Friday, September 16, 2016

Tributary Youghiogheny



I was checking out MidCurrent news one day during February 2015 and saw a call for writers for a Trout Unlimited essay contest.  The essay had to be on one of their Ten Special Places, a list that they developed of ten special places in the US that needed to be preserved.  

So I decided to write about a trip I’d made to the Laurel Mountains in Pennsylvania a few years back.  It really is beautiful country out there and I’ve since had time to explore it a little more.  In all honestly it took be about forty five minutes to write this piece, with revisions, and for it I received a Scott fly rod, a Lamson Reel, and a by line in TROUT magazine.  

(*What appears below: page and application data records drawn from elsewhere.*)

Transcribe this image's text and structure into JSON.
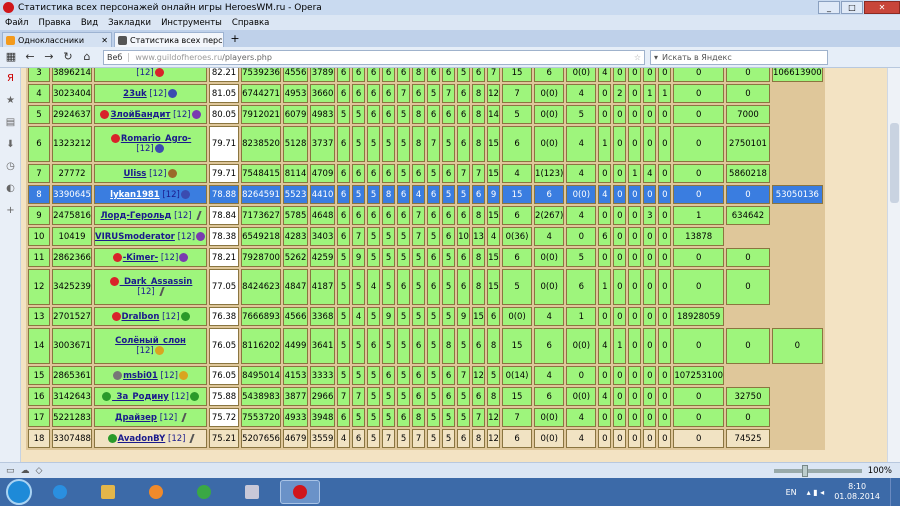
{
  "window": {
    "title": "Статистика всех персонажей онлайн игры HeroesWM.ru - Opera",
    "min": "_",
    "max": "□",
    "close": "✕"
  },
  "menu": [
    "Файл",
    "Правка",
    "Вид",
    "Закладки",
    "Инструменты",
    "Справка"
  ],
  "tabs": [
    {
      "label": "Одноклассники",
      "color": "#f39a1c"
    },
    {
      "label": "Статистика всех персо...",
      "color": "#555555"
    }
  ],
  "nav": {
    "address_prefix": "Веб",
    "address_host": "www.guildofheroes.ru",
    "address_path": "/players.php",
    "search_placeholder": "Искать в Яндекс"
  },
  "table_rows": [
    {
      "rank": "3",
      "id": "3896214",
      "nick": "",
      "lvl": "[12]",
      "icon_after": "red",
      "score": "82.21",
      "c": [
        "7539236",
        "4556",
        "3789",
        "6",
        "6",
        "6",
        "6",
        "6",
        "8",
        "6",
        "6",
        "5",
        "6",
        "7",
        "15",
        "6",
        "0(0)",
        "4",
        "0",
        "0",
        "0",
        "0",
        "0",
        "0",
        "106613900"
      ],
      "style": "",
      "tall": false,
      "icon_before": ""
    },
    {
      "rank": "4",
      "id": "3023404",
      "nick": "23uk",
      "lvl": "[12]",
      "icon_after": "blue",
      "score": "81.05",
      "c": [
        "6744271",
        "4953",
        "3660",
        "6",
        "6",
        "6",
        "6",
        "7",
        "6",
        "5",
        "7",
        "6",
        "8",
        "12",
        "7",
        "0(0)",
        "4",
        "0",
        "2",
        "0",
        "1",
        "1",
        "0",
        "0"
      ],
      "style": "",
      "tall": false,
      "icon_before": ""
    },
    {
      "rank": "5",
      "id": "2924637",
      "nick": "ЗлойБандит",
      "lvl": "[12]",
      "icon_after": "purple",
      "score": "80.05",
      "c": [
        "7912021",
        "6079",
        "4983",
        "5",
        "5",
        "6",
        "6",
        "5",
        "8",
        "6",
        "6",
        "6",
        "8",
        "14",
        "5",
        "0(0)",
        "5",
        "0",
        "0",
        "0",
        "0",
        "0",
        "0",
        "7000"
      ],
      "style": "",
      "tall": false,
      "icon_before": "red"
    },
    {
      "rank": "6",
      "id": "1323212",
      "nick": "Romario_Agro-",
      "lvl": "[12]",
      "icon_after": "blue",
      "score": "79.71",
      "c": [
        "8238520",
        "5128",
        "3737",
        "6",
        "5",
        "5",
        "5",
        "5",
        "8",
        "7",
        "5",
        "6",
        "8",
        "15",
        "6",
        "0(0)",
        "4",
        "1",
        "0",
        "0",
        "0",
        "0",
        "0",
        "2750101"
      ],
      "style": "",
      "tall": true,
      "icon_before": "red"
    },
    {
      "rank": "7",
      "id": "27772",
      "nick": "Uliss",
      "lvl": "[12]",
      "icon_after": "brown",
      "score": "79.71",
      "c": [
        "7548415",
        "8114",
        "4709",
        "6",
        "6",
        "6",
        "6",
        "5",
        "6",
        "5",
        "6",
        "7",
        "7",
        "15",
        "4",
        "1(123)",
        "4",
        "0",
        "0",
        "1",
        "4",
        "0",
        "0",
        "5860218"
      ],
      "style": "",
      "tall": false,
      "icon_before": ""
    },
    {
      "rank": "8",
      "id": "3390645",
      "nick": "lykan1981",
      "lvl": "[12]",
      "icon_after": "blue",
      "score": "78.88",
      "c": [
        "8264591",
        "5523",
        "4410",
        "6",
        "5",
        "5",
        "8",
        "6",
        "4",
        "6",
        "5",
        "5",
        "6",
        "9",
        "15",
        "6",
        "0(0)",
        "4",
        "0",
        "0",
        "0",
        "0",
        "0",
        "0",
        "53050136"
      ],
      "style": "sel",
      "tall": false,
      "icon_before": ""
    },
    {
      "rank": "9",
      "id": "2475816",
      "nick": "Лорд-Герольд",
      "lvl": "[12]",
      "icon_after": "sword",
      "score": "78.84",
      "c": [
        "7173627",
        "5785",
        "4648",
        "6",
        "6",
        "6",
        "6",
        "6",
        "7",
        "6",
        "6",
        "6",
        "8",
        "15",
        "6",
        "2(267)",
        "4",
        "0",
        "0",
        "0",
        "3",
        "0",
        "1",
        "634642"
      ],
      "style": "",
      "tall": false,
      "icon_before": ""
    },
    {
      "rank": "10",
      "id": "10419",
      "nick": "VIRUSmoderator",
      "lvl": "[12]",
      "icon_after": "purple",
      "score": "78.38",
      "c": [
        "6549218",
        "4283",
        "3403",
        "6",
        "7",
        "5",
        "5",
        "5",
        "7",
        "5",
        "6",
        "10",
        "13",
        "4",
        "0(36)",
        "4",
        "0",
        "6",
        "0",
        "0",
        "0",
        "0",
        "13878"
      ],
      "style": "",
      "tall": false,
      "icon_before": ""
    },
    {
      "rank": "11",
      "id": "2862366",
      "nick": "-Kimer-",
      "lvl": "[12]",
      "icon_after": "purple",
      "score": "78.21",
      "c": [
        "7928700",
        "5262",
        "4259",
        "5",
        "9",
        "5",
        "5",
        "5",
        "5",
        "6",
        "5",
        "6",
        "8",
        "15",
        "6",
        "0(0)",
        "5",
        "0",
        "0",
        "0",
        "0",
        "0",
        "0",
        "0"
      ],
      "style": "",
      "tall": false,
      "icon_before": "red"
    },
    {
      "rank": "12",
      "id": "3425239",
      "nick": "_Dark_Assassin",
      "lvl": "[12]",
      "icon_after": "sword",
      "score": "77.05",
      "c": [
        "8424623",
        "4847",
        "4187",
        "5",
        "5",
        "4",
        "5",
        "6",
        "5",
        "6",
        "5",
        "6",
        "8",
        "15",
        "5",
        "0(0)",
        "6",
        "1",
        "0",
        "0",
        "0",
        "0",
        "0",
        "0"
      ],
      "style": "",
      "tall": true,
      "icon_before": "red"
    },
    {
      "rank": "13",
      "id": "2701527",
      "nick": "Dralbon",
      "lvl": "[12]",
      "icon_after": "green",
      "score": "76.38",
      "c": [
        "7666893",
        "4566",
        "3368",
        "5",
        "4",
        "5",
        "9",
        "5",
        "5",
        "5",
        "5",
        "9",
        "15",
        "6",
        "0(0)",
        "4",
        "1",
        "0",
        "0",
        "0",
        "0",
        "0",
        "18928059"
      ],
      "style": "",
      "tall": false,
      "icon_before": "red"
    },
    {
      "rank": "14",
      "id": "3003671",
      "nick": "Солёный_слон",
      "lvl": "[12]",
      "icon_after": "gold",
      "score": "76.05",
      "c": [
        "8116202",
        "4499",
        "3641",
        "5",
        "5",
        "6",
        "5",
        "5",
        "6",
        "5",
        "8",
        "5",
        "6",
        "8",
        "15",
        "6",
        "0(0)",
        "4",
        "1",
        "0",
        "0",
        "0",
        "0",
        "0",
        "0"
      ],
      "style": "",
      "tall": true,
      "icon_before": ""
    },
    {
      "rank": "15",
      "id": "2865361",
      "nick": "msbi01",
      "lvl": "[12]",
      "icon_after": "gold",
      "score": "76.05",
      "c": [
        "8495014",
        "4153",
        "3333",
        "5",
        "5",
        "5",
        "6",
        "5",
        "6",
        "5",
        "6",
        "7",
        "12",
        "5",
        "0(14)",
        "4",
        "0",
        "0",
        "0",
        "0",
        "0",
        "0",
        "107253100"
      ],
      "style": "",
      "tall": false,
      "icon_before": "gray"
    },
    {
      "rank": "16",
      "id": "3142643",
      "nick": "_За_Родину",
      "lvl": "[12]",
      "icon_after": "green",
      "score": "75.88",
      "c": [
        "5438983",
        "3877",
        "2966",
        "7",
        "7",
        "5",
        "5",
        "5",
        "6",
        "5",
        "6",
        "5",
        "6",
        "8",
        "15",
        "6",
        "0(0)",
        "4",
        "0",
        "0",
        "0",
        "0",
        "0",
        "32750"
      ],
      "style": "",
      "tall": false,
      "icon_before": "green"
    },
    {
      "rank": "17",
      "id": "5221283",
      "nick": "Драйзер",
      "lvl": "[12]",
      "icon_after": "sword",
      "score": "75.72",
      "c": [
        "7553720",
        "4933",
        "3948",
        "6",
        "5",
        "5",
        "5",
        "6",
        "8",
        "5",
        "5",
        "5",
        "7",
        "12",
        "7",
        "0(0)",
        "4",
        "0",
        "0",
        "0",
        "0",
        "0",
        "0",
        "0"
      ],
      "style": "",
      "tall": false,
      "icon_before": ""
    },
    {
      "rank": "18",
      "id": "3307488",
      "nick": "AvadonBY",
      "lvl": "[12]",
      "icon_after": "sword",
      "score": "75.21",
      "c": [
        "5207656",
        "4679",
        "3559",
        "4",
        "6",
        "5",
        "7",
        "5",
        "7",
        "5",
        "5",
        "6",
        "8",
        "12",
        "6",
        "0(0)",
        "4",
        "0",
        "0",
        "0",
        "0",
        "0",
        "0",
        "74525"
      ],
      "style": "beige",
      "tall": false,
      "icon_before": "green"
    }
  ],
  "status": {
    "zoom": "100%"
  },
  "tray": {
    "lang": "EN",
    "time": "8:10",
    "date": "01.08.2014"
  }
}
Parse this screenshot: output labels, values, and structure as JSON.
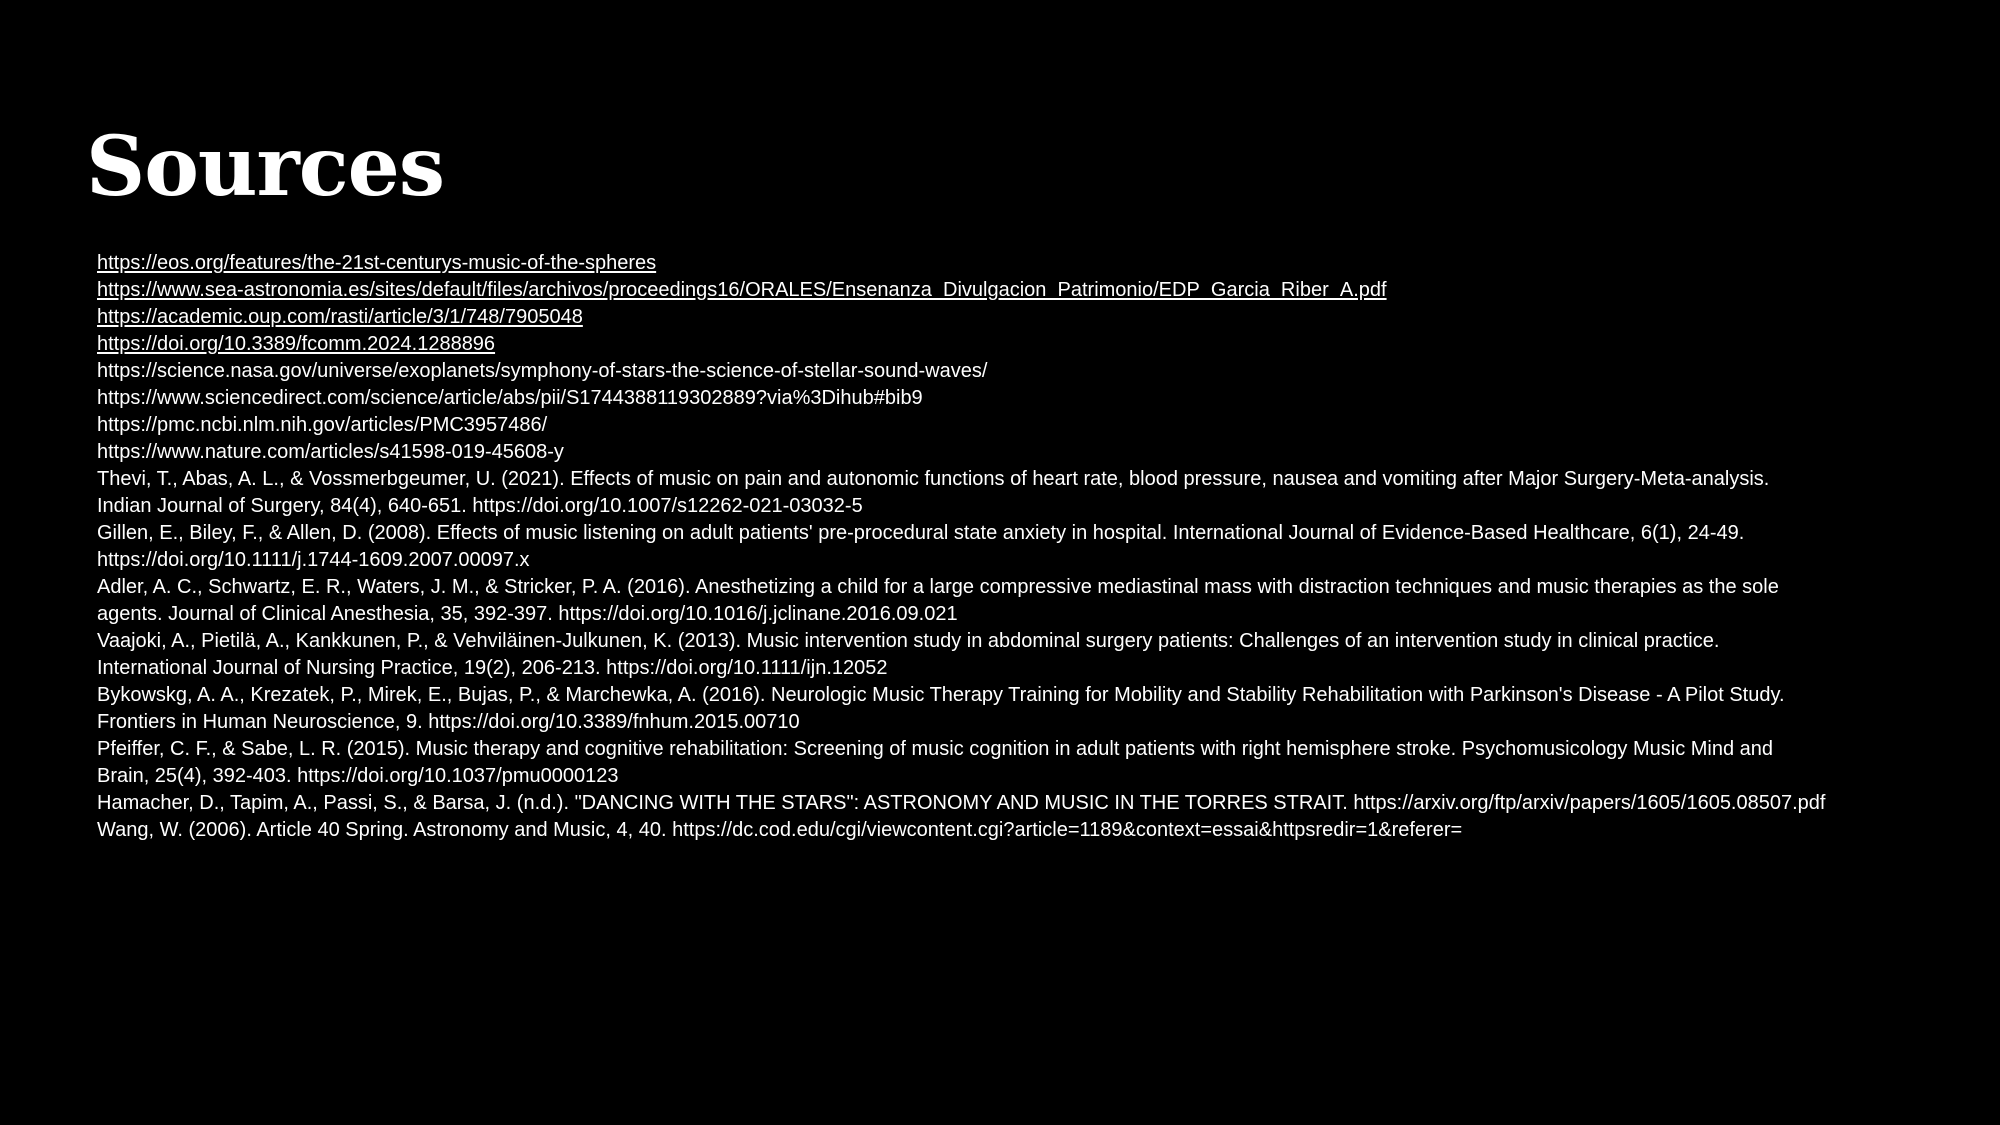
{
  "title": "Sources",
  "links": [
    "https://eos.org/features/the-21st-centurys-music-of-the-spheres",
    "https://www.sea-astronomia.es/sites/default/files/archivos/proceedings16/ORALES/Ensenanza_Divulgacion_Patrimonio/EDP_Garcia_Riber_A.pdf",
    "https://academic.oup.com/rasti/article/3/1/748/7905048",
    "https://doi.org/10.3389/fcomm.2024.1288896"
  ],
  "plain_urls": [
    "https://science.nasa.gov/universe/exoplanets/symphony-of-stars-the-science-of-stellar-sound-waves/",
    "https://www.sciencedirect.com/science/article/abs/pii/S1744388119302889?via%3Dihub#bib9",
    "https://pmc.ncbi.nlm.nih.gov/articles/PMC3957486/",
    "https://www.nature.com/articles/s41598-019-45608-y"
  ],
  "citations": [
    {
      "line1": "Thevi, T., Abas, A. L., & Vossmerbgeumer, U. (2021). Effects of music on pain and autonomic functions of heart rate, blood pressure, nausea and vomiting after Major Surgery-Meta-analysis.",
      "line2": "Indian Journal of Surgery, 84(4), 640-651. https://doi.org/10.1007/s12262-021-03032-5"
    },
    {
      "line1": "Gillen, E., Biley, F., & Allen, D. (2008). Effects of music listening on adult patients' pre-procedural state anxiety in hospital. International Journal of Evidence-Based Healthcare, 6(1), 24-49.",
      "line2": "https://doi.org/10.1111/j.1744-1609.2007.00097.x"
    },
    {
      "line1": "Adler, A. C., Schwartz, E. R., Waters, J. M., & Stricker, P. A. (2016). Anesthetizing a child for a large compressive mediastinal mass with distraction techniques and music therapies as the sole",
      "line2": "agents. Journal of Clinical Anesthesia, 35, 392-397. https://doi.org/10.1016/j.jclinane.2016.09.021"
    },
    {
      "line1": "Vaajoki, A., Pietilä, A., Kankkunen, P., & Vehviläinen-Julkunen, K. (2013). Music intervention study in abdominal surgery patients: Challenges of an intervention study in clinical practice.",
      "line2": "International Journal of Nursing Practice, 19(2), 206-213. https://doi.org/10.1111/ijn.12052"
    },
    {
      "line1": "Bykowskg, A. A., Krezatek, P., Mirek, E., Bujas, P., & Marchewka, A. (2016). Neurologic Music Therapy Training for Mobility and Stability Rehabilitation with Parkinson's Disease - A Pilot Study.",
      "line2": "Frontiers in Human Neuroscience, 9. https://doi.org/10.3389/fnhum.2015.00710"
    },
    {
      "line1": "Pfeiffer, C. F., & Sabe, L. R. (2015). Music therapy and cognitive rehabilitation: Screening of music cognition in adult patients with right hemisphere stroke. Psychomusicology Music Mind and",
      "line2": "Brain, 25(4), 392-403. https://doi.org/10.1037/pmu0000123"
    },
    {
      "line1": "Hamacher, D., Tapim, A., Passi, S., & Barsa, J. (n.d.). \"DANCING WITH THE STARS\": ASTRONOMY AND MUSIC IN THE TORRES STRAIT. https://arxiv.org/ftp/arxiv/papers/1605/1605.08507.pdf",
      "line2": ""
    },
    {
      "line1": "Wang, W. (2006). Article 40 Spring. Astronomy and Music, 4, 40. https://dc.cod.edu/cgi/viewcontent.cgi?article=1189&context=essai&httpsredir=1&referer=",
      "line2": ""
    }
  ]
}
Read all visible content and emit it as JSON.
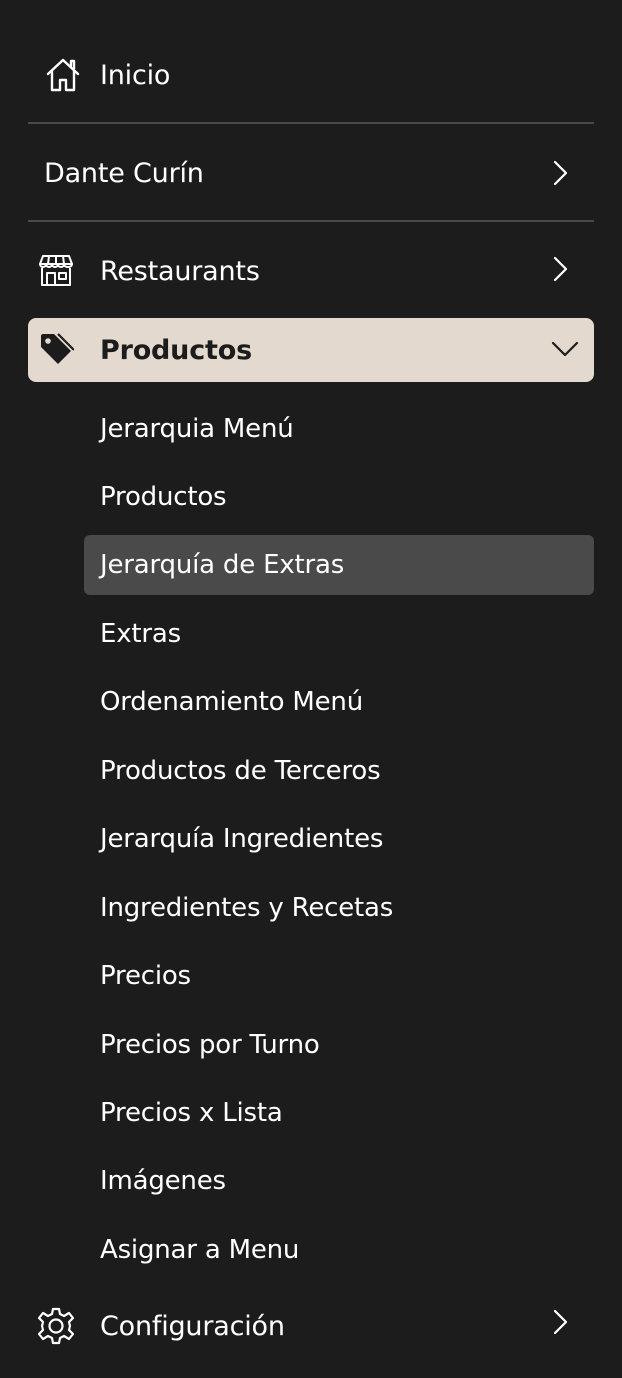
{
  "nav": {
    "home": {
      "label": "Inicio",
      "icon": "home-icon"
    },
    "user": {
      "label": "Dante Curín",
      "icon": "chevron-right-icon"
    },
    "restaurants": {
      "label": "Restaurants",
      "icon": "store-icon"
    },
    "productos": {
      "label": "Productos",
      "icon": "tag-icon",
      "expanded": true,
      "items": [
        {
          "label": "Jerarquia Menú"
        },
        {
          "label": "Productos"
        },
        {
          "label": "Jerarquía de Extras",
          "selected": true
        },
        {
          "label": "Extras"
        },
        {
          "label": "Ordenamiento Menú"
        },
        {
          "label": "Productos de Terceros"
        },
        {
          "label": "Jerarquía Ingredientes"
        },
        {
          "label": "Ingredientes y Recetas"
        },
        {
          "label": "Precios"
        },
        {
          "label": "Precios por Turno"
        },
        {
          "label": "Precios x Lista"
        },
        {
          "label": "Imágenes"
        },
        {
          "label": "Asignar a Menu"
        }
      ]
    },
    "configuracion": {
      "label": "Configuración",
      "icon": "gear-icon"
    }
  },
  "colors": {
    "background": "#1c1c1c",
    "active_group": "#e3d9cf",
    "selected_item": "#4a4a4a",
    "divider": "#4a4a4a",
    "text": "#ffffff",
    "text_dark": "#1c1c1c"
  }
}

It took them a little while to get it published, but it recently showed up in the summer issue of TROUT with a beautiful shot of rising brookie.  





Tributary Youghiogheny
The water bubbles out from the limestone shale between two trees and falls away down the mountain, a true spring creek.  In the summer, when it’s hot, you can ride to the top of the mountain and drink the cool, clear water right at its source.  The water’s cold when it comes out of the ground and the shade of the thick hardwoods helps keep it that way, all the way down the mountain.  I imagine there are some brookies up this high but the water is narrow and too tight for the fly rod.  It doesn’t matter.  It will get wide enough at some point.  I can tell this place, these Laurel Mountains are trouty. 

You can see it in the layers of the yellow limestone.  There is a constant dampness, like a creek or river is always waiting to bust out and flow downhill toward the Youghiogheny River.  And indeed there is at least a small trickle in every hollow.  If you get enough of them together at the bottom of the mountain you’ve got a river.

You can’t see the stream from the road or the driveway even though it’s right in front of the house.  It takes being halfway up the mountain and on the way down to notice it.  It makes a hairpin bend and flows through a giant culvert to the other side of the road.  It’s still tight but more than fishable even with its tree lined banks.  I smile a fisherman’s smirk knowing that there is a river in the front yard and my fly rod is but a skip away.

I walk the edges, flipping over pieces of limestone that were probably there when George Washington rode in and put down the whiskey rebellion.  The nymphs are there, and where there is food and cold water there are bound to be trout.  I study the bushes and the tops of the trees but there’s no hatch here.  It’s getting too hot too quick this time of year and a beaded pheasant tail will have to do.   

Cover is sparse.  The grade rushes the water past and scours the bottom leaving only rocky hides for the fish.  There are deeper holes, color lines, current seams, bubble lines, and boulders to fish.  I try my best but today the luck is on their side and the trout gods have ignored my plight. 

I can see the mountain rising straight up behind the house as I crest the bank.  Downstream, the hills and mountains keep rolling away.  I get a whiff of honeysuckle and it mixes with the sweet smell of the river.  He was having a good day when he made this place.  I catch a taunting, splashy rise out of the corner of my eye and smile.  They have eluded me today but I’ll be back to this place with its old mountains and cold creeks, this place that was made for trout and those who pursue them.